Je n’ai pas de film en particulier en mémoire, car c’est si vaste ! Et les effets du cinéma si efficaces en conjuguant image et musique, lenteur et accélération… Je pourrais tout de même citer « The Kid » ou « Rocco et ses Frères », ou encore les animations de Hayao Miyazaki.
Quand vous vous regardez dans un miroir qui voyez-vous ?
Qui sait ? Quelqu’un qui est de passage sur terre pendant un moment
A qui n’avez-vous jamais osé écrire ?
Je n’ai jamais songé à écrire à quelqu’un de célèbre.
Quel(le) ville ou lieu a pour vous valeur de mythe ?
Pompéi, bien sûr !
Quels sont les artistes dont vous vous sentez le plus proche ?
J’ai adoré Nicolas de Staël, Fautrier ou Giacometti – sans que mon travail soit proche de ce qu’ils faisaient, un respect pour leur honnêteté et leur recherche sur le fil.
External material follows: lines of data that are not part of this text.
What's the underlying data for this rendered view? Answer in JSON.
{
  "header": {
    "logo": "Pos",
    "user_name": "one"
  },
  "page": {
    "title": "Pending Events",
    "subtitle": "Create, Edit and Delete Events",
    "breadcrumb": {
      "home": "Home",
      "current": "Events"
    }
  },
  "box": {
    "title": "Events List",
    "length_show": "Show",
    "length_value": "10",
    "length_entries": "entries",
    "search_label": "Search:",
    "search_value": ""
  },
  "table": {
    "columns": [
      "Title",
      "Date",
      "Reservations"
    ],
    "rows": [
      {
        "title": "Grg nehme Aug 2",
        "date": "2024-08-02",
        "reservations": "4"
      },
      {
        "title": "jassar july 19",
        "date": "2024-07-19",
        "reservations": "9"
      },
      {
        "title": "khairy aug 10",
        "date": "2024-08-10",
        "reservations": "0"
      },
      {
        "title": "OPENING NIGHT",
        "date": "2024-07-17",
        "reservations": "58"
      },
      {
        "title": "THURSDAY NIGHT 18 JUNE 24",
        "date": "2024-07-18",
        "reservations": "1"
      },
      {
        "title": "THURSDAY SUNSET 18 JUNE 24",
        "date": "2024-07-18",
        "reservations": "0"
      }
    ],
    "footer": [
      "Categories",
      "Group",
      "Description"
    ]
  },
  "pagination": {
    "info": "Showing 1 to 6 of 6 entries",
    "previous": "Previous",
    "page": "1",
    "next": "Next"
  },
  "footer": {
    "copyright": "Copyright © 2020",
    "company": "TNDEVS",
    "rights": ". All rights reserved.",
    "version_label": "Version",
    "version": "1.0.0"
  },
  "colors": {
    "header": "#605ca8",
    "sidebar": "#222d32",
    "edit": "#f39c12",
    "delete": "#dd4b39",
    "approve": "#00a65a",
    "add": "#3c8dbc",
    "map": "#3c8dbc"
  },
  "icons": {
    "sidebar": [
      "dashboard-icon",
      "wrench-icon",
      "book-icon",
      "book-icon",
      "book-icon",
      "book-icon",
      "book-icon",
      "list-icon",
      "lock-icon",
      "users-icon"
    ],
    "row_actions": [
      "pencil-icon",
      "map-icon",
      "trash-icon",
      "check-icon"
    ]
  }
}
J’admire la peinture de Rembrandt, celle de Goya, certaines toiles de Vinci, de Van Der Weyden, mais la liste serait trop longue…
Qu’aimeriez-vous recevoir pour votre anniversaire ?
Je suis très embarrassée lors des fêtes, ne sais pas quoi faire de ces jours-là…
Que défendez-vous ?
Que chacun trouve son mode de pensée et d’expression en propre sans se laisser mener par les diktats des modes. En l’occurrence, je travaille sur des catalogues de publicité que je détourne par la peinture
Que vous inspire la phrase de Lacan : “L’Amour c’est donner quelque chose qu’on n’a pas à quelqu’un qui n’en veut pas”?
Cela me semble être du pur cynisme, de petites acrobaties verbales sans intérêt.
Que pensez-vous de celle de W. Allen : “La réponse est oui mais quelle était la question ?“
C’est une réponse à une absence de question qui est pleine de confiance ! Un méfiant dirait « la réponse est non, mais quelle était la question ? »
Quelle question ai-je oublié de vous poser ?
Aucune pour l’instant, cela viendra avec le temps…
Présentation et entretien réalisés par jean-paul gavard-perret pour lelitteraire.com le 1er janvier 2015.